A 2011 report from Climate Policy Institute (CPI) estimates that up to now 95 percent (or US$ 92.5 billion) of global financial flows earmarked for climate up were flowing toward renewable-intensive mitigation activities, while only five percent (or US$ 4.4 billion) were directed toward adaptation work under the current financial architecture. Moreover, the current global climate finance architecture, as described in the same report, does not include any non-state channel or practically accessible instrument through which climate funds can be accessed directly by grassroots actors, as most existing channels climate finance require NGOs and civil society actors to access climate funds through government agencies, or Development Assistance Committees (DACs). With adaptation loosely characterizing the bulk of grassroots initiatives led by women and vulnerable communities, limited resources and restricted financing instruments reduce the potential for important initiatives on a range of social and policy agendas to be ‘scaled up.’ This includes some of the most effective, bottom-up processes to make national adaptation plans more inclusive and responsive to the most urgent needs of local communities that are being affected by climate change. National agro-policy reform to regulate the use of high risk pesticides as a way to ensure crop diversity and local food security is one example of adaptation work that grassroots, women-led initiatives could scale up with a medium size climate grant – if it were made available to them.
Across the continents, women are taking a stand against climate change; not simply as activists but also as mediators and negotiators, activity planners, agenda setters, informed policy advocates, and as mobilizing forces in the communities most affected by climate change. Women-led responses to climate change range significantly in terms of scale, type of activity, issues and desired impact. This lack of uniformity presents an ongoing challenge for climate policy architects. Women-led initiatives often fail to fit comfortably within the existing conceptual and practical approaches to climate action, which focus on incentivizing climate technology transfers for public infrastructures and development policymaking that lower carbon emissions at the national and regional levels. Emphasis on efficient emissions-reductions, technologies transfer and opportunities for leverage leaves little conceptual room and few practical resources for other types of work that address climate. Getting grassroots, women-led adaptation initiatives taken seriously and funded within the purview of climate action writ large thus requires a two-pronged approach: first, expanding and diversifying the issues that fall within popular and policy understandings of “climate”; and second, operationalizing new initiatives that will benefit from climate financing.

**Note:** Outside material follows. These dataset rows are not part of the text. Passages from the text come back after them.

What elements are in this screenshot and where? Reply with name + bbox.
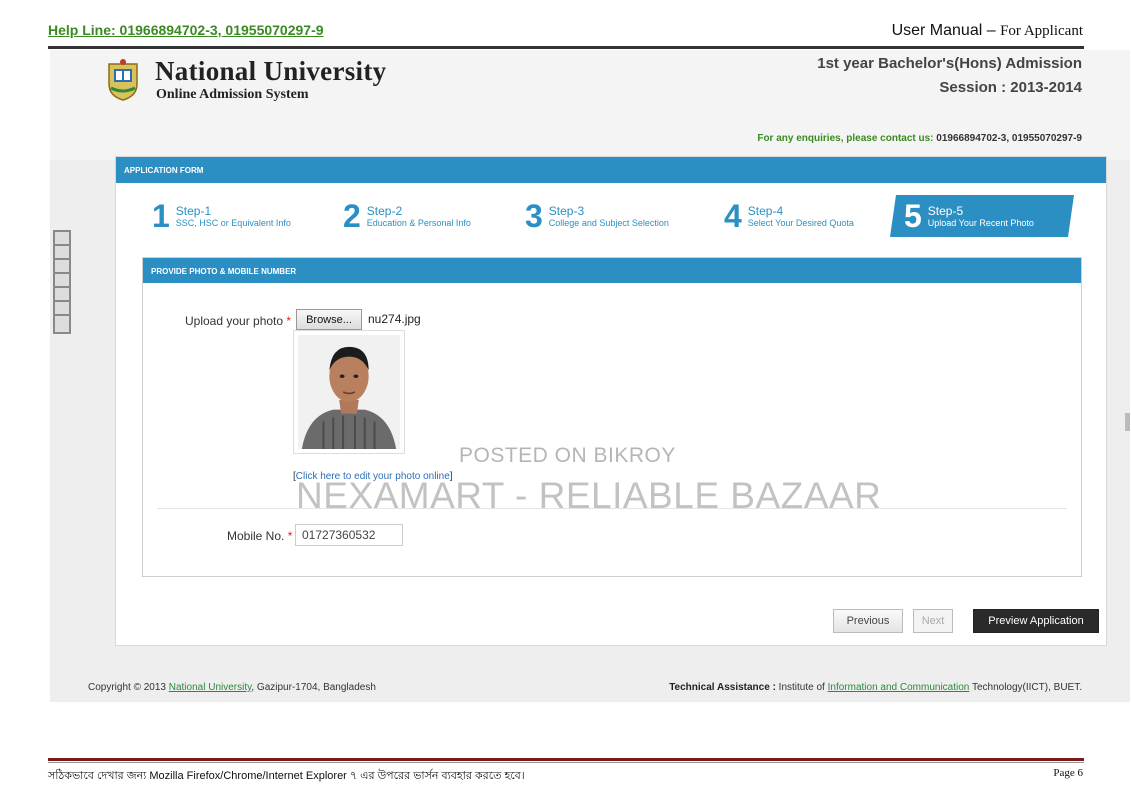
step-number: 1	[152, 198, 170, 234]
admission-screenshot: National University Online Admission Sys…	[50, 50, 1130, 702]
browser-note: সঠিকভাবে দেখার জন্য Mozilla Firefox/Chro…	[48, 770, 525, 782]
step-number: 2	[343, 198, 361, 234]
document-title: User Manual – For Applicant	[892, 22, 1083, 40]
browse-button[interactable]: Browse...	[296, 309, 362, 330]
next-button[interactable]: Next	[913, 609, 953, 633]
system-subtitle: Online Admission System	[156, 87, 309, 102]
technical-assistance: Technical Assistance : Institute of Info…	[669, 682, 1082, 693]
footer-rule	[48, 758, 1084, 761]
step-4[interactable]: 4 Step-4 Select Your Desired Quota	[724, 195, 854, 237]
step-title: Step-5	[927, 204, 964, 218]
step-2[interactable]: 2 Step-2 Education & Personal Info	[343, 195, 471, 237]
side-toolbar[interactable]	[53, 230, 71, 334]
step-indicator: 1 Step-1 SSC, HSC or Equivalent Info 2 St…	[116, 183, 1106, 255]
copyright-text: Copyright © 2013 National University, Ga…	[88, 682, 376, 693]
site-header: National University Online Admission Sys…	[50, 50, 1130, 160]
toolbar-slot[interactable]	[55, 302, 69, 316]
application-form-bar: APPLICATION FORM	[116, 157, 1106, 183]
mobile-number-input[interactable]	[295, 524, 403, 546]
document-title-mid: Manual –	[925, 22, 1001, 39]
step-description: Education & Personal Info	[366, 218, 471, 228]
national-university-link[interactable]: National University	[169, 682, 252, 693]
preview-application-button[interactable]: Preview Application	[973, 609, 1099, 633]
toolbar-slot[interactable]	[55, 288, 69, 302]
upload-photo-label-text: Upload your photo	[185, 314, 284, 328]
session-label: Session : 2013-2014	[939, 79, 1082, 96]
required-asterisk: *	[287, 529, 293, 543]
step-1[interactable]: 1 Step-1 SSC, HSC or Equivalent Info	[152, 195, 291, 237]
tech-suffix: Technology(IICT), BUET.	[969, 682, 1082, 693]
toolbar-slot[interactable]	[55, 274, 69, 288]
step-5-active[interactable]: 5 Step-5 Upload Your Recent Photo	[890, 195, 1074, 237]
header-rule	[48, 46, 1084, 49]
scrollbar-handle[interactable]	[1125, 413, 1130, 431]
watermark-brand: NEXAMART - RELIABLE BAZAAR	[296, 475, 882, 516]
step-number: 5	[904, 198, 922, 234]
enquiry-info: For any enquiries, please contact us: 01…	[757, 133, 1082, 144]
tech-prefix: Institute of	[775, 682, 828, 693]
tech-label: Technical Assistance :	[669, 682, 776, 693]
university-name: National University	[155, 56, 387, 86]
application-form: APPLICATION FORM 1 Step-1 SSC, HSC or Equ…	[115, 156, 1107, 646]
document-title-prefix: User	[891, 22, 926, 39]
upload-photo-label: Upload your photo *	[185, 314, 291, 328]
step-title: Step-2	[366, 204, 403, 218]
previous-button[interactable]: Previous	[833, 609, 903, 633]
required-asterisk: *	[286, 314, 292, 328]
step-title: Step-1	[175, 204, 212, 218]
photo-panel-bar: PROVIDE PHOTO & MOBILE NUMBER	[143, 258, 1081, 283]
mobile-label: Mobile No. *	[227, 529, 292, 543]
footer-rule-thin	[48, 762, 1084, 763]
step-3[interactable]: 3 Step-3 College and Subject Selection	[525, 195, 669, 237]
step-description: Select Your Desired Quota	[747, 218, 854, 228]
step-number: 3	[525, 198, 543, 234]
toolbar-slot[interactable]	[55, 232, 69, 246]
page-number: Page 6	[1053, 767, 1083, 779]
toolbar-slot[interactable]	[55, 260, 69, 274]
copyright-prefix: Copyright © 2013	[88, 682, 169, 693]
step-number: 4	[724, 198, 742, 234]
university-logo-icon	[108, 59, 138, 101]
step-title: Step-3	[548, 204, 585, 218]
helpline-text: Help Line: 01966894702-3, 01955070297-9	[48, 22, 324, 38]
applicant-photo	[293, 330, 405, 454]
document-title-suffix: For Applicant	[1000, 23, 1083, 39]
step-description: Upload Your Recent Photo	[927, 218, 1034, 228]
selected-file-name: nu274.jpg	[368, 312, 421, 326]
enquiry-numbers: 01966894702-3, 01955070297-9	[936, 133, 1082, 144]
watermark-posted: POSTED ON BIKROY	[459, 444, 676, 467]
iict-link[interactable]: Information and Communication	[828, 682, 970, 693]
copyright-suffix: , Gazipur-1704, Bangladesh	[251, 682, 376, 693]
step-title: Step-4	[747, 204, 784, 218]
mobile-label-text: Mobile No.	[227, 529, 285, 543]
step-description: College and Subject Selection	[548, 218, 669, 228]
enquiry-label: For any enquiries, please contact us:	[757, 133, 934, 144]
admission-title: 1st year Bachelor's(Hons) Admission	[817, 55, 1082, 72]
step-description: SSC, HSC or Equivalent Info	[175, 218, 291, 228]
toolbar-slot[interactable]	[55, 246, 69, 260]
photo-mobile-panel: PROVIDE PHOTO & MOBILE NUMBER Upload you…	[142, 257, 1082, 577]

Reframing climate action to include grassroots adaptation initiatives will enable policymakers to implement the most comprehensive mandate of the United Nations Framework Convention on Climate Change (UNFCCC) instead of only focusing on the most capital intensive aspects. As the 2010 Cancun UNFCCC decision set forth, issues ranging from biodiversity, food security, agriculture, water and forest protection, to varied land use practices can and should all be considered within the rubric of ‘climate.’ Women-led initiatives tend to reflect a mix of issues, sectors and communities. As such, they require access to funds which do not restrict them from working on different issues relating to climate as important social, gender and environmental co-benefits, such as land, biodiversity, food security and others. Hence a second prong of the approach is to work within the existing architecture to operationalize new channels and instruments through which women’s grassroots initiatives can receive climate funds based on their needs and that recognize their contributions as part of the global effort to adapt to climate change, including work that changes social behaviors and climate-related policies from the ground up.

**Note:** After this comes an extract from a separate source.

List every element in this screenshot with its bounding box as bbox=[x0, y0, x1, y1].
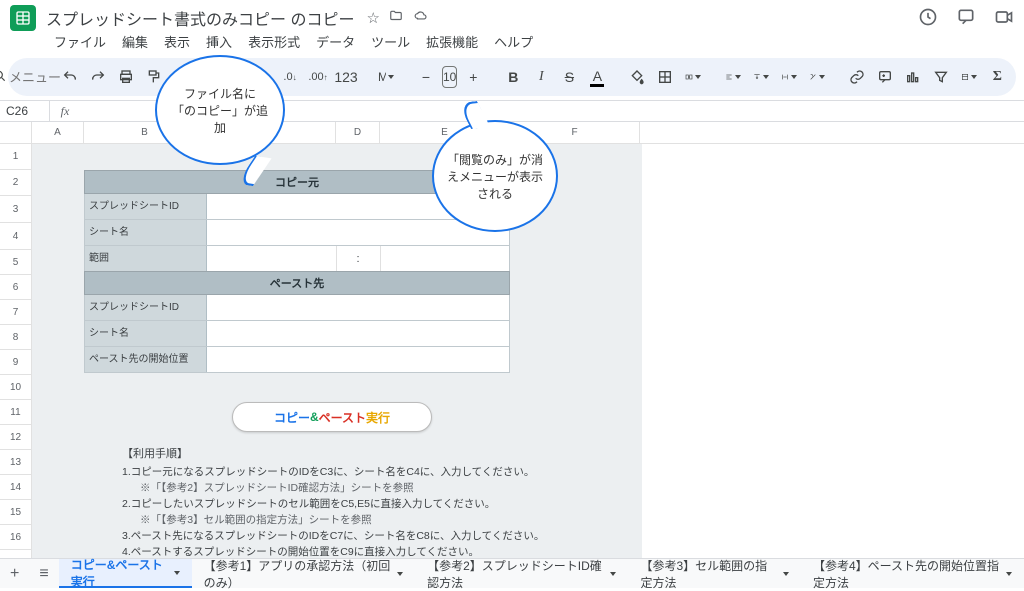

Women’s funds and human rights funds play an important role in advancing both objectives. These funds offer a high-capacity, highly networked global infrastructure through which small and medium sized climate grants (up to 50,000 €/US$) can be directed to support grassroots initiatives. In addition to financial grants earmarked for women-led initiatives and their work on climate, women’s funds offer varied possibilities for “accompaniment” support—extra-financial forms of support that focus on enabling strategic partnerships between grassroots initiatives in different communities and sectors, giving feedback on strategic planning and direction, building visibility and identifying spaces where structural decisions on key issues are being negotiated.
Mama Cash is one example of a women’s fund providing accompaniment support and medium-sized financial grants for women-led initiatives that are focused on structural change at different levels of society—from social practices surrounding water use and access in the community to inheritance and ownership laws relating to land and agriculture. The shift toward medium sized grants reinforces the fund’s commitment to groups that think beyond “the project,” and conceptualize change as a longer term commitment to making structures more inclusive and responsive from the bottom up.
Women’s funds and human rights funds are similarly well-positioned to engage with and absorb funds from existing channels of climate finance, including funds channeled via bilateral development agencies, private philanthropic foundations with an interest in climate and occasionally corporate social responsibility programs. By engaging with these channels and acting as possible financial intermediaries for grassroots women in developing countries, women’s funds and human rights funds are able to sensitize existing climate-related financing instruments and funds to new ways of thinking about women-led work on food security, biodiversity, access to water and related issues as part of climate action.
Together these funds can add significant value and capacity to the global climate finance architecture by making it more inclusive of and responsive to those confronted first, hardest and longest by the immediate effects of climate change – women working at the grassroots level in developing countries.